"In Deutschland wird so viel gearbeitet wie noch nie" - ist der Fachkräftemangel also gelöst?
Entschuldigt, das bisschen Sarkasmus konnte ich mir nicht verkneifen. Die Schlagzeile stammt von Spiegel Online und bezieht sich auf eine DIW Studie. Diese zeigt folgendes:
- 2023 arbeiteten die abhängig Beschäftigten in Deutschland kollektiv 55 Milliarden Stunden
- Das ist der höchste Wert seit der Wiedervereinigung und liegt rund 5,8% höher als damals
- ... sowie 17% höher als zum Tiefpunkt 2005 mit 47 Milliarden Stunden
Gar nicht übel, nicht wahr? Ist es tatsächlich erst einmal. Mehr Arbeit tut uns gut, um unser Wohlstandsniveau zu halten, denn der Fachkräftemangel bleibt Realität. Zwei kleine Einschränkungen sind aber wichtig:
- Erstens: Wenn wir Selbstständige mit einrechnen, kommen wir auf 61 Milliarden Stunden und das ist kein Rekord mehr
- Zweitens und deutlich wichtiger: Die Zahl der Beschäftigten ist seit 1991 um ganze 18% gestiegen, allein gegenüber 2022 um 0,9%!
Die höhere Beschäftigungszahl ist per se eine gute Sache. Doch die Statistik hält eben nicht mehr dafür her, zu zeigen, dass wir im Schnitt mehr arbeiten als früher. Es gibt einfach mehr von uns. Der Hauptgrund ist die höhere Erwerbsquote unter Frauen, doch auch die kräftige Migration im letzten Jahrzehnt.
Und dann muss man natürlich auch festhalten, dass mehr Menschen im Land (+5,5% seit 1991) auch eine höhere Güter- und Dienstleistungsnachfrage bedeuten.

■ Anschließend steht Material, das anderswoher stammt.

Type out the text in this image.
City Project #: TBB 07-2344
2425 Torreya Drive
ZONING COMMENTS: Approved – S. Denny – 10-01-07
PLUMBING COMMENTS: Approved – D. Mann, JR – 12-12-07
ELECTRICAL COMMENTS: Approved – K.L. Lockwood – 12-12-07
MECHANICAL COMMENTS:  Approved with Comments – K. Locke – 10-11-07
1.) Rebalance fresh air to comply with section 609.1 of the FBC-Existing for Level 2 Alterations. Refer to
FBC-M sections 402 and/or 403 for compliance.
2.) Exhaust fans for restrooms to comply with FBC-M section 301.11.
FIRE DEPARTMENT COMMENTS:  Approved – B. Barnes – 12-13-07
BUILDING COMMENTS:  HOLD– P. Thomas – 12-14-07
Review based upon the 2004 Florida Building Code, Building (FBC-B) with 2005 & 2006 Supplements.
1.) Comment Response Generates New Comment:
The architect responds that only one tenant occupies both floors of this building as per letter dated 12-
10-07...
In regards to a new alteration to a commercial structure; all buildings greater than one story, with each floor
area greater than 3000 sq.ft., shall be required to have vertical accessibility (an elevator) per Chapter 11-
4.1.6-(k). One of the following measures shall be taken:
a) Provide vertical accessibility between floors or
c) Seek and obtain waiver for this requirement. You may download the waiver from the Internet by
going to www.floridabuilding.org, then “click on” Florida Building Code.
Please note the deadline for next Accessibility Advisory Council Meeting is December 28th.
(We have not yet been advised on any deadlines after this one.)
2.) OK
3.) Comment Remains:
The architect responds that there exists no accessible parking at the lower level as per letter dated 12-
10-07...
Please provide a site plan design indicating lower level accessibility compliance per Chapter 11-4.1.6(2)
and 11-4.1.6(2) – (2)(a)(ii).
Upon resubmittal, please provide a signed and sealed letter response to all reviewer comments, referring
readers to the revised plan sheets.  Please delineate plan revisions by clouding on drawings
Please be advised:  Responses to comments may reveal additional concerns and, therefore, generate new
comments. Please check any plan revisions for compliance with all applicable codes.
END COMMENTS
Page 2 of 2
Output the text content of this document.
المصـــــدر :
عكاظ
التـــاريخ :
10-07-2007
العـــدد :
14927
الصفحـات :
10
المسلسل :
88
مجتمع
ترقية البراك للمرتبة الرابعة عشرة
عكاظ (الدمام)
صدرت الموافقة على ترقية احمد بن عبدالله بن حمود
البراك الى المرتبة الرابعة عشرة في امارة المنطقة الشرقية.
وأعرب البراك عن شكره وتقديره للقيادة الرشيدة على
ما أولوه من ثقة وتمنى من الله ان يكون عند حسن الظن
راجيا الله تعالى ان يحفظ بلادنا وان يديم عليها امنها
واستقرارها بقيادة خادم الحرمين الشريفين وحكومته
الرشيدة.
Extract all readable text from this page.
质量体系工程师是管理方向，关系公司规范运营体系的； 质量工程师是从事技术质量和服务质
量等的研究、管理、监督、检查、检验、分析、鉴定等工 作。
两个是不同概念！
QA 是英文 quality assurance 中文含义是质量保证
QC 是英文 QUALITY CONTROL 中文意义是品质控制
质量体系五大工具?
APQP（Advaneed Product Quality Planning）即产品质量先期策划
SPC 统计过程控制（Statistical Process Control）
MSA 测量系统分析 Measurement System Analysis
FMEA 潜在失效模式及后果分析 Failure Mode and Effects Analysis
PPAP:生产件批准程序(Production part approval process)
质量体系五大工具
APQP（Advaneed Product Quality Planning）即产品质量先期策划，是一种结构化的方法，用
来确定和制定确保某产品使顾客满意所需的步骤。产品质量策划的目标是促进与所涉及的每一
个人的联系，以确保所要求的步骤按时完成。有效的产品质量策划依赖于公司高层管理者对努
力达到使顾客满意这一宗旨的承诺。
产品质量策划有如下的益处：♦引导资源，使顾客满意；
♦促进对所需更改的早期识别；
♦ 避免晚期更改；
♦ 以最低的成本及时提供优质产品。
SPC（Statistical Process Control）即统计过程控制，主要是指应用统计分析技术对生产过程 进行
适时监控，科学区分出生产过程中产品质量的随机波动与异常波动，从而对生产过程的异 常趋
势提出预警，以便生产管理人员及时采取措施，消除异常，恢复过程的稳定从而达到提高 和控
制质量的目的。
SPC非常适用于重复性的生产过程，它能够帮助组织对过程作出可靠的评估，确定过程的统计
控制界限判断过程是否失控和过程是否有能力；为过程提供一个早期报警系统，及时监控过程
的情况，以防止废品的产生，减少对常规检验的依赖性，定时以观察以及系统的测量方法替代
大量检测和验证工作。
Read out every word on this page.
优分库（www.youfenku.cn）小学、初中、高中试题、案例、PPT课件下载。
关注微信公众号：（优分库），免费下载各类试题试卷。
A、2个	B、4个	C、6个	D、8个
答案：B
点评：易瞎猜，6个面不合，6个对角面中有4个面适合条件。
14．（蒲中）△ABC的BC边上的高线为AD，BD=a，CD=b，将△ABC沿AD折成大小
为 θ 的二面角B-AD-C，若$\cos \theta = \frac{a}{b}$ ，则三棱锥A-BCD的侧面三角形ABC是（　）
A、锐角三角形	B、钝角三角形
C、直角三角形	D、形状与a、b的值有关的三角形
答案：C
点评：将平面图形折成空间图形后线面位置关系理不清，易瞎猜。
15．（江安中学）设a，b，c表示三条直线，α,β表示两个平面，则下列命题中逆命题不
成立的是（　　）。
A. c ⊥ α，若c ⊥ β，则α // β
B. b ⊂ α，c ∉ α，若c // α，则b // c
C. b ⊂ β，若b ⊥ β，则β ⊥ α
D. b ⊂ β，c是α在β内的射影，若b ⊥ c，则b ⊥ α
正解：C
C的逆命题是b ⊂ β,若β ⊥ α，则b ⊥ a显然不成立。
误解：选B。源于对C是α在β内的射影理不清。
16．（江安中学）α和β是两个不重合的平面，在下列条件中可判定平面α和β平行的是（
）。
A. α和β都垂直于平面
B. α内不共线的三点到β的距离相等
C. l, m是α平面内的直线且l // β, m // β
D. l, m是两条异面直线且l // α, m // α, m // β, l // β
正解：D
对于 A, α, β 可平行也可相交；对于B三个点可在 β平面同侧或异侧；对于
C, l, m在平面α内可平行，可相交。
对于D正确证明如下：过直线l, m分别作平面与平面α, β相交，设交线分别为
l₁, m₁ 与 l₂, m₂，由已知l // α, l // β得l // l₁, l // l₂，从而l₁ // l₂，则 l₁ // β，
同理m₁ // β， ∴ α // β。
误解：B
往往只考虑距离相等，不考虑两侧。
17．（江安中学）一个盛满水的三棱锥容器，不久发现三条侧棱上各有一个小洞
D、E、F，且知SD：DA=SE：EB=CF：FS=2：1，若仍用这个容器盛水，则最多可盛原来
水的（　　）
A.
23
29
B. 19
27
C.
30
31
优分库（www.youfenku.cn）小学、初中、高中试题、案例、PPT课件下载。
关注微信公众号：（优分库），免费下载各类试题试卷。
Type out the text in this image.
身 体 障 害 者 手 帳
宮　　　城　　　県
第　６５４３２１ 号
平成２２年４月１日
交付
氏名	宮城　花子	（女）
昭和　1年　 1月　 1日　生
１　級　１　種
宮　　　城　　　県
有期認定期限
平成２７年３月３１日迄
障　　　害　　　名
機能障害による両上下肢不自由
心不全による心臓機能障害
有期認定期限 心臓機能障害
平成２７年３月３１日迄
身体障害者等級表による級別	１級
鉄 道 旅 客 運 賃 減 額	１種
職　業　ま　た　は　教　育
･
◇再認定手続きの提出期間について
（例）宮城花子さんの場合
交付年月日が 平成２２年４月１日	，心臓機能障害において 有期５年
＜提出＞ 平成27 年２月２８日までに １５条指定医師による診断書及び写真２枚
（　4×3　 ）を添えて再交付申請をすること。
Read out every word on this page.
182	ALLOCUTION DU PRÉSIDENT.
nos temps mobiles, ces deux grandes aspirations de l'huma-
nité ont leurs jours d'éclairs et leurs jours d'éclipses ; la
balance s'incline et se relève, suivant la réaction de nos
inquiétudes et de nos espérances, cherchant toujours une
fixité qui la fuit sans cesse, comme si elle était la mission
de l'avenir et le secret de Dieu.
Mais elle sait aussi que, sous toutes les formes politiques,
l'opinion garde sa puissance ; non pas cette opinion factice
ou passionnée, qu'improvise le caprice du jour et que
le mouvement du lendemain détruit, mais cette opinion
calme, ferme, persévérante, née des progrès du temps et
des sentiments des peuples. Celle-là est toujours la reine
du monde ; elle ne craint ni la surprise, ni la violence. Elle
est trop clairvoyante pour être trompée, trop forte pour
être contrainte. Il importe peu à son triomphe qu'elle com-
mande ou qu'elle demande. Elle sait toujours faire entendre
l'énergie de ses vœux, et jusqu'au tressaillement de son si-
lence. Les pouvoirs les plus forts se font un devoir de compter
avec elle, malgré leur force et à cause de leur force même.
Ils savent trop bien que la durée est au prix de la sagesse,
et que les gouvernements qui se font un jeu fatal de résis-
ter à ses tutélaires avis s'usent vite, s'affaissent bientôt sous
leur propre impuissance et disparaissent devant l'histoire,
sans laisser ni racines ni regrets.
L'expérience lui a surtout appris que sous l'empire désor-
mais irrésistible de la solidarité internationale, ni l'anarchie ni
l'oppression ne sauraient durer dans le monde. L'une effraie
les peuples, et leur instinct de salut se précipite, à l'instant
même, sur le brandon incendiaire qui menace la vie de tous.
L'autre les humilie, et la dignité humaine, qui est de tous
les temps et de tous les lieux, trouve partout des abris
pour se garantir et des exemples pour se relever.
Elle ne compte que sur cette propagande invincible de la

Wenn wir 5,8% mehr arbeiten als 1991, dann halten wir damit rein rechnerisch einfach das Niveau der "Arbeitsstunden pro Verbraucher" fast konstant, auch wenn das zugegebenermaßen keine ganz saubere volkswirtschaftliche Rechnung ist. Der Kern bleibt aber bestehen: Unsere rekordträchtige Gesamtarbeitszeit unter abhängig Beschäftigten ist in Anbetracht einer rekordhohen Bevölkerung eher Hygienefaktor als Grund zum Applaus.
Am wichtigsten ist für mich an der Meldung, dass sie noch einmal zeigt, was für ein großer Hebel die Frauenerwerbsquote für den Fachkräftemangel darstellt. Sie ist der größte Treiber hinter dem Rekordwert. Warum machen wir da nicht einfach weiter?